The other thread that led to the Monster emerged from work of the German mathematician, Bernd Fischer who created three large and remarkable sporadic groups that are related to, but far larger than, the three largest Mathieu groups. Fischer then found a huge fourth one, later named the Baby Monster, and the Monster was predicted as an even larger sporadic group having the Baby as a cross-section. Fischer, in collaboration with Donald Livingstone and Michael Thorne in England, calculated the character table of the Monster (a square array of numbers giving immense information about the group in question). They assumed the Monster could operate in 196,883 dimensions — at minimum — a number calculated by Simon Norton at Cambridge. Norton worked out that the Monster, if it existed, would have to preserve an algebra structure in 196,884 dimensions, and the American mathematician, Robert Griess constructed it on that basis. His work used the Leech lattice, and his algebra structure yielded the Monster as its group of symmetries.
This number was the subject of a remarkable coincidence, first noticed in 1978 by the English mathematician John McKay, working in Canada. It is the first non-trivial dimension of a space the Monster operates in, and is also the first non-trivial coefficient of something called the j-function, which has miraculous properties in number theory (the study of whole numbers — a quite different branch of mathematics). McKay communicated this coincidence to the American mathematician John Thompson, who had a chair at Cambridge in England, but was visiting Princeton at the time. Thompson worked out other coincidences connecting the Monster with the j-function, and on returning to Cambridge he explained his findings to John Conway, who took up the matter in detail. Using the Monster’s character table, which had been very recently constructed, he and Simon Norton proved that there was a definite connection between the Monster and the j-function, and dubbed the whole thing Moonshine (referring to a great mystery, as yet barely understood).
In 1979 Conway and Norton published a paper with the title Monstrous Moonshine, proving there really was a connection. They also proposed there should be a space in infinitely many dimensions, exhibiting connections between the Monster, the j-function, and other j-functions. Their ideas were taken up by Igor Frenkel, James Lepowsky and Arne Meurman who constructed a suitable space they called the Moonshine Module, and it turned out to be connected to the mathematical physics of string theory.

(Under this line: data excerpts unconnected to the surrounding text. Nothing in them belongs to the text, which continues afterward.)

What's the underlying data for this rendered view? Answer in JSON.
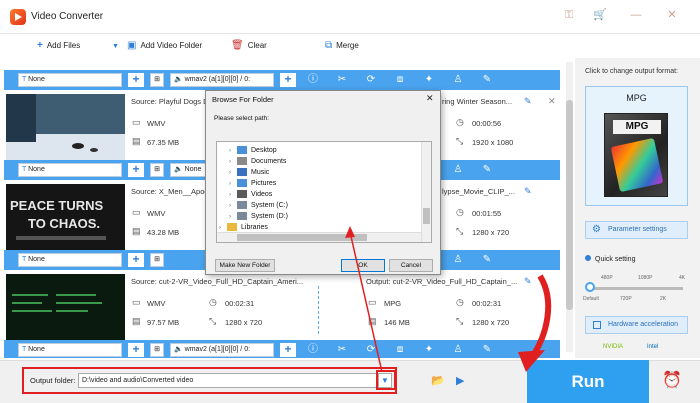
{
  "window": {
    "title": "Video Converter",
    "controls": [
      "key-icon",
      "cart-icon",
      "minimize-icon",
      "close-icon"
    ]
  },
  "toolbar": {
    "add_files": "Add Files",
    "add_video_folder": "Add Video Folder",
    "clear": "Clear",
    "merge": "Merge"
  },
  "rows": [
    {
      "subtitle": "None",
      "audio": "wmav2 (a[1][0][0] / 0:"
    },
    {
      "subtitle": "None",
      "audio": "None"
    },
    {
      "subtitle": "None",
      "audio": "wmav2 (a[1][0][0] / 0:"
    },
    {
      "subtitle": "None",
      "audio": "wmav2 (a[1][0][0] / 0:"
    }
  ],
  "files": [
    {
      "source": "Source: Playful Dogs D",
      "format": "WMV",
      "size": "67.35 MB",
      "output_name": "ring Winter Season...",
      "duration": "00:00:56",
      "resolution": "1920 x 1080"
    },
    {
      "source": "Source: X_Men__Apoc",
      "format": "WMV",
      "size": "43.28 MB",
      "output_name": "lypse_Movie_CLIP_...",
      "duration": "00:01:55",
      "resolution": "1280 x 720",
      "thumb_text_1": "PEACE TURNS",
      "thumb_text_2": "TO CHAOS."
    },
    {
      "source": "Source: cut-2-VR_Video_Full_HD_Captain_Ameri...",
      "format": "WMV",
      "size": "97.57 MB",
      "src_duration": "00:02:31",
      "src_resolution": "1280 x 720",
      "output_name": "Output: cut-2-VR_Video_Full_HD_Captain_...",
      "out_format": "MPG",
      "out_duration": "00:02:31",
      "out_size": "146 MB",
      "out_resolution": "1280 x 720"
    }
  ],
  "right_panel": {
    "hint": "Click to change output format:",
    "format": "MPG",
    "format_art_label": "MPG",
    "parameter_settings": "Parameter settings",
    "quick_setting": "Quick setting",
    "quality_marks_top": [
      "480P",
      "1080P",
      "4K"
    ],
    "quality_marks_bottom": [
      "Default",
      "720P",
      "2K"
    ],
    "quality_level": 0,
    "hardware_acceleration": "Hardware acceleration",
    "brands": [
      "NVIDIA",
      "Intel"
    ]
  },
  "bottom": {
    "output_label": "Output folder:",
    "output_path": "D:\\video and audio\\Converted video",
    "run": "Run"
  },
  "dialog": {
    "title": "Browse For Folder",
    "prompt": "Please select path:",
    "tree": [
      {
        "label": "Desktop",
        "icon": "desktop-folder-icon",
        "color": "#4a90d9"
      },
      {
        "label": "Documents",
        "icon": "documents-folder-icon",
        "color": "#8a8a8a"
      },
      {
        "label": "Music",
        "icon": "music-folder-icon",
        "color": "#3a70c0"
      },
      {
        "label": "Pictures",
        "icon": "pictures-folder-icon",
        "color": "#4a90d9"
      },
      {
        "label": "Videos",
        "icon": "videos-folder-icon",
        "color": "#5a5a5a"
      },
      {
        "label": "System (C:)",
        "icon": "drive-icon",
        "color": "#7a8a9a"
      },
      {
        "label": "System (D:)",
        "icon": "drive-icon",
        "color": "#7a8a9a"
      },
      {
        "label": "Libraries",
        "icon": "libraries-folder-icon",
        "color": "#e8b840"
      }
    ],
    "new_folder": "Make New Folder",
    "ok": "OK",
    "cancel": "Cancel"
  }
}
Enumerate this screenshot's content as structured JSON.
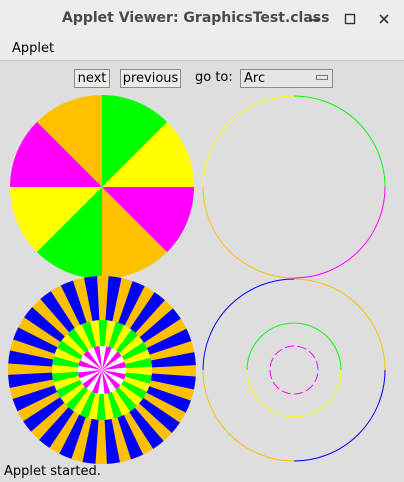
{
  "window": {
    "title": "Applet Viewer: GraphicsTest.class",
    "controls": {
      "minimize": "–",
      "maximize": "□",
      "close": "✕"
    }
  },
  "menubar": {
    "items": [
      "Applet"
    ]
  },
  "controls": {
    "next_label": "next",
    "previous_label": "previous",
    "goto_label": "go to:",
    "goto_selected": "Arc"
  },
  "colors": {
    "orange": "#ffc000",
    "green": "#00ff00",
    "yellow": "#ffff00",
    "magenta": "#ff00ff",
    "blue": "#0000ff",
    "white": "#ffffff",
    "panel_bg": "#dedede"
  },
  "status": {
    "text": "Applet started."
  }
}
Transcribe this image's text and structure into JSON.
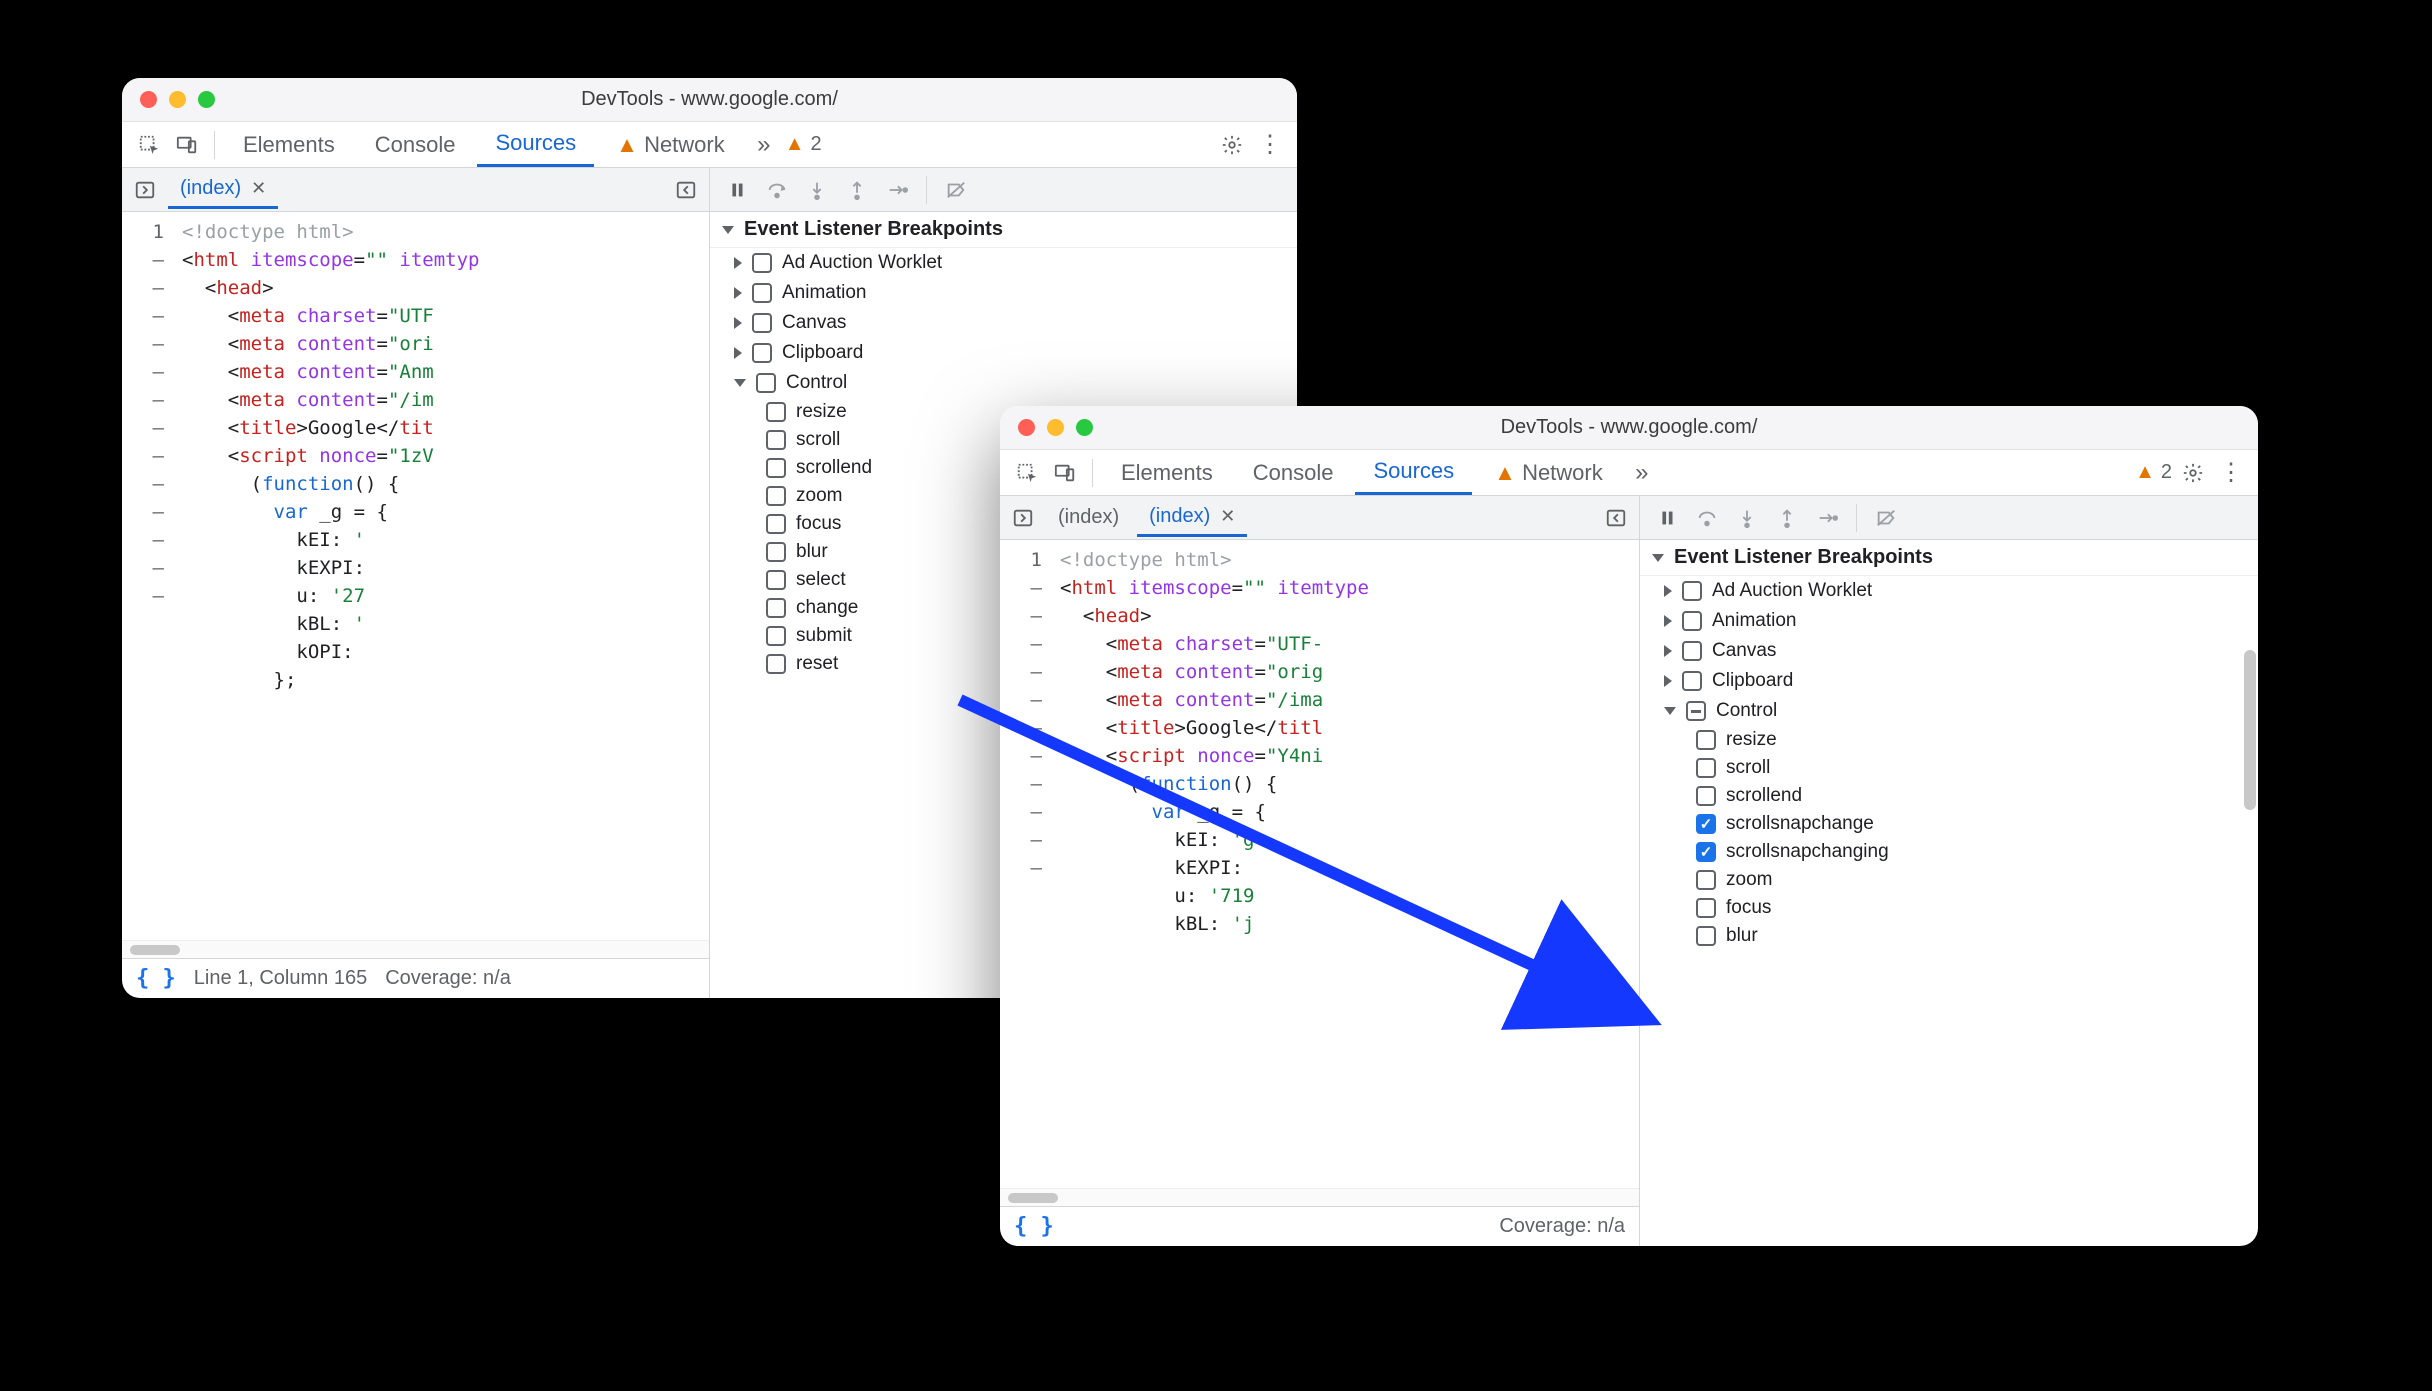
{
  "win1": {
    "title": "DevTools - www.google.com/",
    "tabs": [
      "Elements",
      "Console",
      "Sources",
      "Network"
    ],
    "active_tab": "Sources",
    "warn_count": "2",
    "file_tabs": [
      {
        "name": "(index)",
        "active": true
      }
    ],
    "gutter": [
      "1",
      "–",
      "–",
      "–",
      "–",
      "–",
      "–",
      "–",
      "–",
      "–",
      "–",
      "–",
      "–",
      "–"
    ],
    "status_pos": "Line 1, Column 165",
    "status_cov": "Coverage: n/a",
    "bp_header": "Event Listener Breakpoints",
    "cats": [
      {
        "name": "Ad Auction Worklet",
        "expanded": false
      },
      {
        "name": "Animation",
        "expanded": false
      },
      {
        "name": "Canvas",
        "expanded": false
      },
      {
        "name": "Clipboard",
        "expanded": false
      },
      {
        "name": "Control",
        "expanded": true,
        "subs": [
          {
            "name": "resize",
            "checked": false
          },
          {
            "name": "scroll",
            "checked": false
          },
          {
            "name": "scrollend",
            "checked": false
          },
          {
            "name": "zoom",
            "checked": false
          },
          {
            "name": "focus",
            "checked": false
          },
          {
            "name": "blur",
            "checked": false
          },
          {
            "name": "select",
            "checked": false
          },
          {
            "name": "change",
            "checked": false
          },
          {
            "name": "submit",
            "checked": false
          },
          {
            "name": "reset",
            "checked": false
          }
        ]
      }
    ],
    "code_lines": [
      [
        [
          "gray",
          "<!doctype html>"
        ]
      ],
      [
        [
          "black",
          "<"
        ],
        [
          "red",
          "html "
        ],
        [
          "purple",
          "itemscope"
        ],
        [
          "black",
          "="
        ],
        [
          "green",
          "\"\" "
        ],
        [
          "purple",
          "itemtyp"
        ]
      ],
      [
        [
          "black",
          "  <"
        ],
        [
          "red",
          "head"
        ],
        [
          "black",
          ">"
        ]
      ],
      [
        [
          "black",
          "    <"
        ],
        [
          "red",
          "meta "
        ],
        [
          "purple",
          "charset"
        ],
        [
          "black",
          "="
        ],
        [
          "green",
          "\"UTF"
        ]
      ],
      [
        [
          "black",
          "    <"
        ],
        [
          "red",
          "meta "
        ],
        [
          "purple",
          "content"
        ],
        [
          "black",
          "="
        ],
        [
          "green",
          "\"ori"
        ]
      ],
      [
        [
          "black",
          "    <"
        ],
        [
          "red",
          "meta "
        ],
        [
          "purple",
          "content"
        ],
        [
          "black",
          "="
        ],
        [
          "green",
          "\"Anm"
        ]
      ],
      [
        [
          "black",
          "    <"
        ],
        [
          "red",
          "meta "
        ],
        [
          "purple",
          "content"
        ],
        [
          "black",
          "="
        ],
        [
          "green",
          "\"/im"
        ]
      ],
      [
        [
          "black",
          "    <"
        ],
        [
          "red",
          "title"
        ],
        [
          "black",
          ">Google</"
        ],
        [
          "red",
          "tit"
        ]
      ],
      [
        [
          "black",
          "    <"
        ],
        [
          "red",
          "script "
        ],
        [
          "purple",
          "nonce"
        ],
        [
          "black",
          "="
        ],
        [
          "green",
          "\"1zV"
        ]
      ],
      [
        [
          "black",
          "      ("
        ],
        [
          "blue",
          "function"
        ],
        [
          "black",
          "() {"
        ]
      ],
      [
        [
          "black",
          "        "
        ],
        [
          "blue",
          "var"
        ],
        [
          "black",
          " _g = {"
        ]
      ],
      [
        [
          "black",
          "          kEI: "
        ],
        [
          "green",
          "'"
        ]
      ],
      [
        [
          "black",
          "          kEXPI:"
        ]
      ],
      [
        [
          "black",
          "          u: "
        ],
        [
          "green",
          "'27"
        ]
      ],
      [
        [
          "black",
          "          kBL: "
        ],
        [
          "green",
          "'"
        ]
      ],
      [
        [
          "black",
          "          kOPI:"
        ]
      ],
      [
        [
          "black",
          "        };"
        ]
      ]
    ]
  },
  "win2": {
    "title": "DevTools - www.google.com/",
    "tabs": [
      "Elements",
      "Console",
      "Sources",
      "Network"
    ],
    "active_tab": "Sources",
    "warn_count": "2",
    "file_tabs": [
      {
        "name": "(index)",
        "active": false
      },
      {
        "name": "(index)",
        "active": true
      }
    ],
    "gutter": [
      "1",
      "–",
      "–",
      "–",
      "–",
      "–",
      "–",
      "–",
      "–",
      "–",
      "–",
      "–"
    ],
    "status_cov": "Coverage: n/a",
    "bp_header": "Event Listener Breakpoints",
    "cats": [
      {
        "name": "Ad Auction Worklet",
        "expanded": false
      },
      {
        "name": "Animation",
        "expanded": false
      },
      {
        "name": "Canvas",
        "expanded": false
      },
      {
        "name": "Clipboard",
        "expanded": false
      },
      {
        "name": "Control",
        "expanded": true,
        "mixed": true,
        "subs": [
          {
            "name": "resize",
            "checked": false
          },
          {
            "name": "scroll",
            "checked": false
          },
          {
            "name": "scrollend",
            "checked": false
          },
          {
            "name": "scrollsnapchange",
            "checked": true
          },
          {
            "name": "scrollsnapchanging",
            "checked": true
          },
          {
            "name": "zoom",
            "checked": false
          },
          {
            "name": "focus",
            "checked": false
          },
          {
            "name": "blur",
            "checked": false
          }
        ]
      }
    ],
    "code_lines": [
      [
        [
          "gray",
          "<!doctype html>"
        ]
      ],
      [
        [
          "black",
          "<"
        ],
        [
          "red",
          "html "
        ],
        [
          "purple",
          "itemscope"
        ],
        [
          "black",
          "="
        ],
        [
          "green",
          "\"\" "
        ],
        [
          "purple",
          "itemtype"
        ]
      ],
      [
        [
          "black",
          "  <"
        ],
        [
          "red",
          "head"
        ],
        [
          "black",
          ">"
        ]
      ],
      [
        [
          "black",
          "    <"
        ],
        [
          "red",
          "meta "
        ],
        [
          "purple",
          "charset"
        ],
        [
          "black",
          "="
        ],
        [
          "green",
          "\"UTF-"
        ]
      ],
      [
        [
          "black",
          "    <"
        ],
        [
          "red",
          "meta "
        ],
        [
          "purple",
          "content"
        ],
        [
          "black",
          "="
        ],
        [
          "green",
          "\"orig"
        ]
      ],
      [
        [
          "black",
          "    <"
        ],
        [
          "red",
          "meta "
        ],
        [
          "purple",
          "content"
        ],
        [
          "black",
          "="
        ],
        [
          "green",
          "\"/ima"
        ]
      ],
      [
        [
          "black",
          "    <"
        ],
        [
          "red",
          "title"
        ],
        [
          "black",
          ">Google</"
        ],
        [
          "red",
          "titl"
        ]
      ],
      [
        [
          "black",
          "    <"
        ],
        [
          "red",
          "script "
        ],
        [
          "purple",
          "nonce"
        ],
        [
          "black",
          "="
        ],
        [
          "green",
          "\"Y4ni"
        ]
      ],
      [
        [
          "black",
          "      ("
        ],
        [
          "blue",
          "function"
        ],
        [
          "black",
          "() {"
        ]
      ],
      [
        [
          "black",
          "        "
        ],
        [
          "blue",
          "var"
        ],
        [
          "black",
          " _g = {"
        ]
      ],
      [
        [
          "black",
          "          kEI: "
        ],
        [
          "green",
          "'g"
        ]
      ],
      [
        [
          "black",
          "          kEXPI:"
        ]
      ],
      [
        [
          "black",
          "          u: "
        ],
        [
          "green",
          "'719"
        ]
      ],
      [
        [
          "black",
          "          kBL: "
        ],
        [
          "green",
          "'j"
        ]
      ]
    ]
  }
}
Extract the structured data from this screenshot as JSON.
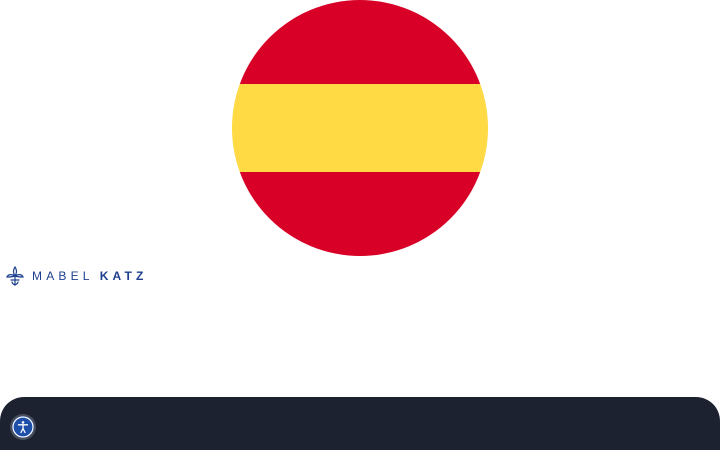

The Conway-Norton conjectures for the Moonshine module were later proved by the English mathematician, Richard Borcherds, who also gave another approach to the Monster by starting with a lattice in 26-dimensional space-time.
All finite simple groups (i.e., finite symmetry atoms) have been found: each one is either a group of Lie type, or one of 26 sporadic groups. The proof of this fact — called the Classification — was a major program of mathematics research that got seriously underway in the early 1960s. The results appeared to be nearly complete by about 1980, but the details were extremely technical, and were scattered through a large number of research papers, numbering about 10,000 printed pages. A complete revision of the Classification has been underway for twenty years, and is still continuing. Moreover there was one feature of the Classification — the quasi-thin case — that had never been published, but this was finally settled in 2004.